B(l)ack to Basics
Hey everyone! I have had nothing but wardrobe basics on the brain for the past month. After all, one can make only so many fun dresses before you’re left standing in front of your closet on a random Tuesday morning, naked, with nothing to wear! (No? Only me?)
So this month, I bring you the ever-so-humble jeans and a t-shirt combo – in all black. Because black is always the new black.
This is my fourth pair of handmade jeans, and I swear they just keep getting better! For this pair I used a black, medium weight denim with a bit of stretch by Theory from Mood Fabrics online. Unfortunately, this fabric is sold out, but you can check out all of Mood’s denims here. I always like to order swatches of my denim before buying, because it’s a bit hard to tell the difference online. That way I can pick out the weight, color, and amount of stretch I like best. This denim had some stretch for comfort, but wasn’t so stretchy that it didn’t feel like denim, if you know what I mean. True confessions: I’ve actually been wearing these jeans for the past three days by the time I got around to photographing them, and the denim hasn’t stretched out much at all!
As you can see, I had a good bit of fun distressing my denim!
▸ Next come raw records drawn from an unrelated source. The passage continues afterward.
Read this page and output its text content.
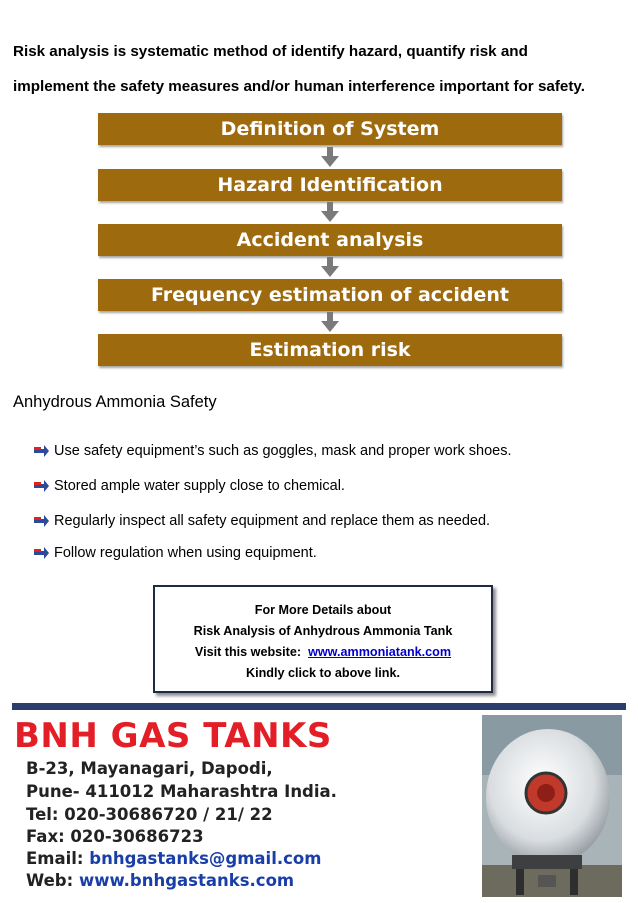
Risk analysis is systematic method of identify hazard, quantify risk and
implement the safety measures and/or human interference important for safety.
Definition of System
Hazard Identification
Accident analysis
Frequency estimation of accident
Estimation risk
Anhydrous Ammonia Safety
Use safety equipment’s such as goggles, mask and proper work shoes.
Stored ample water supply close to chemical.
Regularly inspect all safety equipment and replace them as needed.
Follow regulation when using equipment.
For More Details about
Risk Analysis of Anhydrous Ammonia Tank
Visit this website: www.ammoniatank.com
Kindly click to above link.
BNH GAS TANKS
B-23, Mayanagari, Dapodi,
Pune- 411012 Maharashtra India.
Tel: 020-30686720 / 21/ 22
Fax: 020-30686723
Email: bnhgastanks@gmail.com
Web: www.bnhgastanks.com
Now, perhaps you are wondering why I would essentially destroy perfectly good, brand new denim? Well, quite simply, I was curious! One of the reasons I love to sew is to try things out, learn new techniques, and make my clothes, truly, one of a kind. Distressing denim is just a fun embellishment! For my pair I used a hammer and a metal plate to hammer each seam, then I took a dremmel tool to the edges to wear them down and fray certain areas. It’s great stress relief! You know, in case the yoga and meditation ain’t working – there’s nothing quite like destroying something to cure what ails ‘ya!
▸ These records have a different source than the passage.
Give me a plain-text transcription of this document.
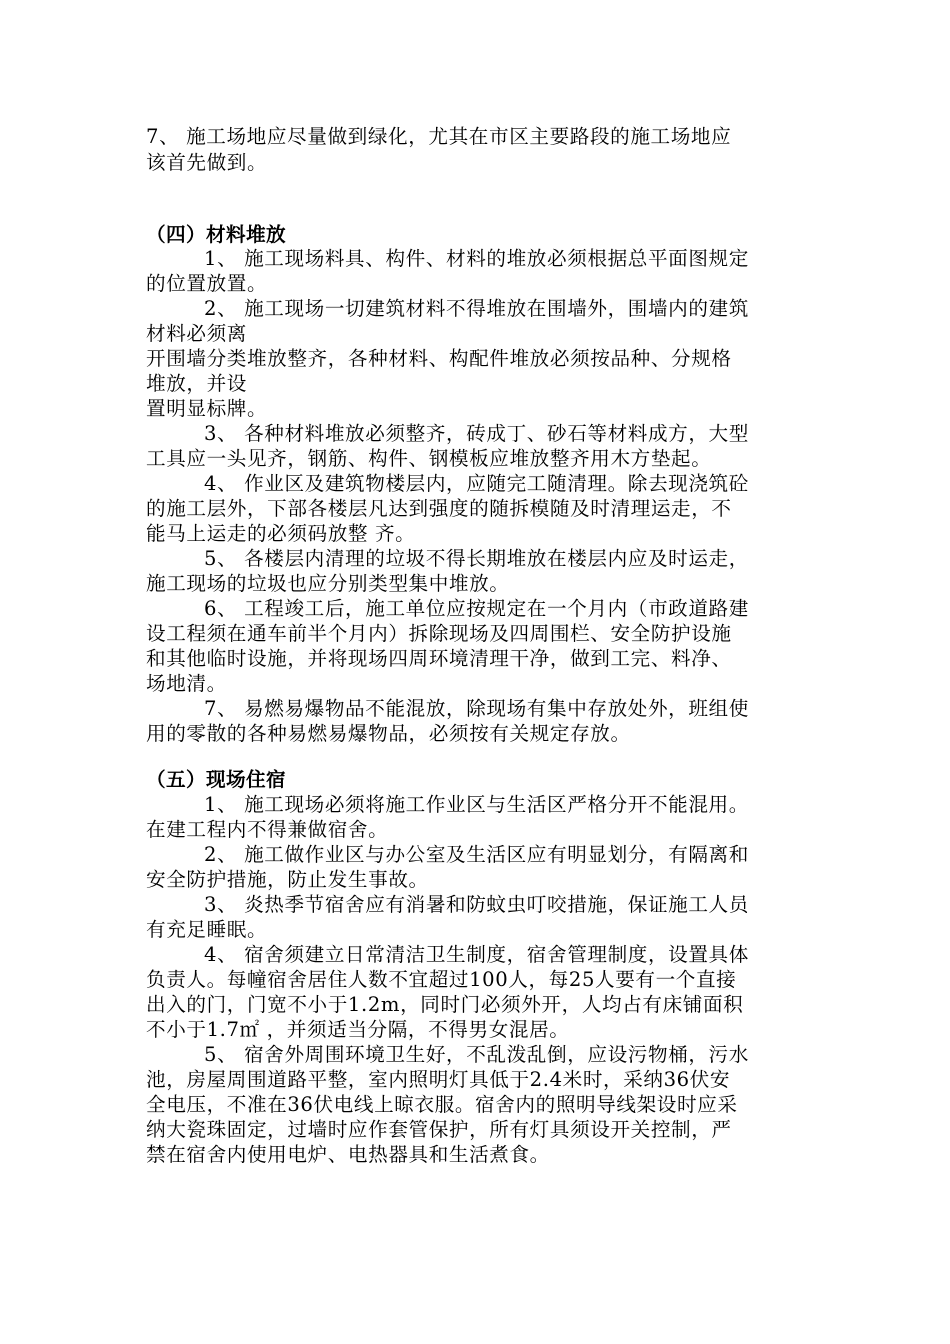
7、 施工场地应尽量做到绿化，尤其在市区主要路段的施工场地应
该首先做到。
（四）材料堆放
1、 施工现场料具、构件、材料的堆放必须根据总平面图规定
的位置放置。
2、 施工现场一切建筑材料不得堆放在围墙外，围墙内的建筑
材料必须离
开围墙分类堆放整齐，各种材料、构配件堆放必须按品种、分规格
堆放，并设
置明显标牌。
3、 各种材料堆放必须整齐，砖成丁、砂石等材料成方，大型
工具应一头见齐，钢筋、构件、钢模板应堆放整齐用木方垫起。
4、 作业区及建筑物楼层内，应随完工随清理。除去现浇筑砼
的施工层外，下部各楼层凡达到强度的随拆模随及时清理运走，不
能马上运走的必须码放整 齐。
5、 各楼层内清理的垃圾不得长期堆放在楼层内应及时运走，
施工现场的垃圾也应分别类型集中堆放。
6、 工程竣工后，施工单位应按规定在一个月内（市政道路建
设工程须在通车前半个月内）拆除现场及四周围栏、安全防护设施
和其他临时设施，并将现场四周环境清理干净，做到工完、料净、
场地清。
7、 易燃易爆物品不能混放，除现场有集中存放处外，班组使
用的零散的各种易燃易爆物品，必须按有关规定存放。
（五）现场住宿
1、 施工现场必须将施工作业区与生活区严格分开不能混用。
在建工程内不得兼做宿舍。
2、 施工做作业区与办公室及生活区应有明显划分，有隔离和
安全防护措施，防止发生事故。
3、 炎热季节宿舍应有消暑和防蚊虫叮咬措施，保证施工人员
有充足睡眠。
4、 宿舍须建立日常清洁卫生制度，宿舍管理制度，设置具体
负责人。每幢宿舍居住人数不宜超过100人，每25人要有一个直接
出入的门，门宽不小于1.2m，同时门必须外开，人均占有床铺面积
不小于1.7㎡ ，并须适当分隔，不得男女混居。
5、 宿舍外周围环境卫生好，不乱泼乱倒，应设污物桶，污水
池，房屋周围道路平整，室内照明灯具低于2.4米时，采纳36伏安
全电压，不准在36伏电线上晾衣服。宿舍内的照明导线架设时应采
纳大瓷珠固定，过墙时应作套管保护，所有灯具须设开关控制，严
禁在宿舍内使用电炉、电热器具和生活煮食。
For the pattern I used a heavily altered Built By Wendy pants pattern that came with her book, SewU. I’ve used this pattern for every iteration of my jeans so far – it’s a TNT pattern for me. On my last pair of jeans that I made I had some issues with the dreaded leg twist (that spoiler of all jeans-making fun!) If you’re not familiar, leg twist is when one or both legs … well… twist! It’s mildly irritating both visually, and physically for the wearer. It’s often the result of inaccurate cutting or sewing, and seems to be very prevalent with jeans due to the twill weave of the fabric – which tends to have built in warp (according to my google searches). So this time I took a few precautionary steps to prevent this: 1) I traced and cut all pieces on a single layer instead of folded in half (this also results in greater fabric yield) and 2) I made sure that all the leg pieces were cut from the same area of fabric – meaning I lined them all up, going in the same direction, horizontally across the fabric. This way if the twill weave was to warp, they would all warp together! Anyway, it worked! Nothing but perfectly straight seams here!
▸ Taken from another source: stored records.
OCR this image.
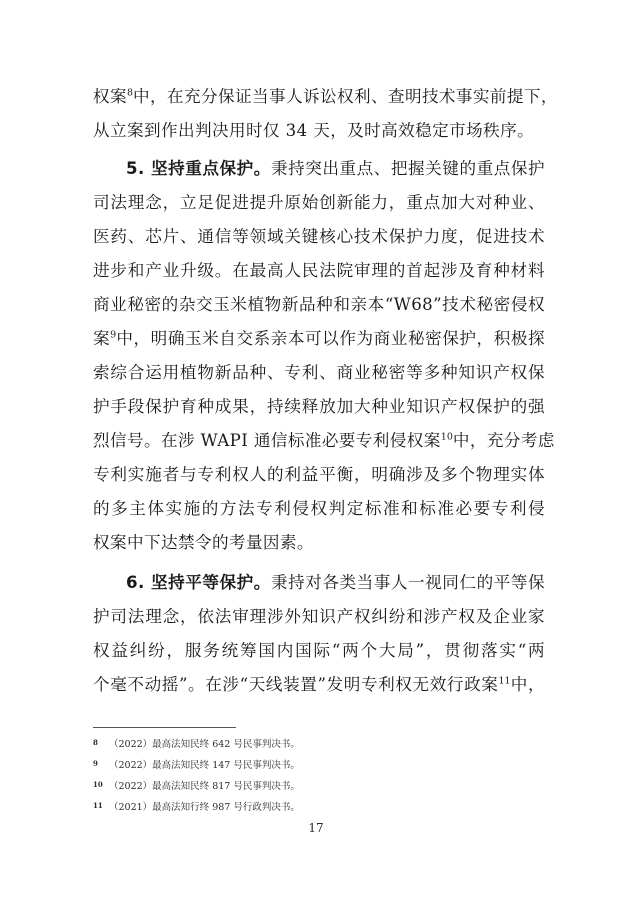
权案$^8$中，在充分保证当事人诉讼权利、查明技术事实前提下，
从立案到作出判决用时仅 34 天，及时高效稳定市场秩序。
5. 坚持重点保护。秉持突出重点、把握关键的重点保护
司法理念，立足促进提升原始创新能力，重点加大对种业、
医药、芯片、通信等领域关键核心技术保护力度，促进技术
进步和产业升级。在最高人民法院审理的首起涉及育种材料
商业秘密的杂交玉米植物新品种和亲本“W68”技术秘密侵权
案$^9$中，明确玉米自交系亲本可以作为商业秘密保护，积极探
索综合运用植物新品种、专利、商业秘密等多种知识产权保
护手段保护育种成果，持续释放加大种业知识产权保护的强
烈信号。在涉 WAPI 通信标准必要专利侵权案$^{10}$中，充分考虑
专利实施者与专利权人的利益平衡，明确涉及多个物理实体
的多主体实施的方法专利侵权判定标准和标准必要专利侵
权案中下达禁令的考量因素。
6. 坚持平等保护。秉持对各类当事人一视同仁的平等保
护司法理念，依法审理涉外知识产权纠纷和涉产权及企业家
权益纠纷，服务统筹国内国际“两个大局”，贯彻落实“两
个毫不动摇”。在涉“天线装置”发明专利权无效行政案$^{11}$中，
8 （2022）最高法知民终 642 号民事判决书。
9 （2022）最高法知民终 147 号民事判决书。
10 （2022）最高法知民终 817 号民事判决书。
11 （2021）最高法知行终 987 号行政判决书。
17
All of my topstitching was done in black topstitching thread, which unfortunately means that it’s not super visible. This is a shame, because this just might be my best topstitching on a pair of jeans yet! I serged all the raw edges since this is stretch denim, and because I was too lazy to do flat felled seams. And the pocket lining is just some pretty floral fabric that I keep around for just such a purpose.
Because jeans sewing can be such a time-consuming project (especially if you’re like me and only own one sewing machine – you’re constantly changing out thread!) I wanted to pair it with an instant-gratification sew. And nothing says ‘instant-gratification’ to me quite like a knit t-shirt!
For my t-shirt I used this tissue weight black silk viscose from Mood Fabrics online, and, oh man, is this some luxurious stuff! Lightweight and drapey, with a smooth, silky hand. My kind of t-shirt material!
The pattern is the free Plantain Tee from Deer & Doe. I love a free pattern! Even though this pattern calls for a more stable knit, I felt like the drapey quality of this silk viscose would actually pair well with the subtle flared shape of the Plantain tee. I stabilized the shoulder seams with a bit of clear elastic, and sewed all major seams on my serger. The sleeve and shirt hems were both simply folded under and finished with a double needle.
I’ve been wearing both of these makes a ton since they came hot off of the sewing machine! I think that’s a sign of a great basic! What about you guys – got any wardrobe basics planned for the near future?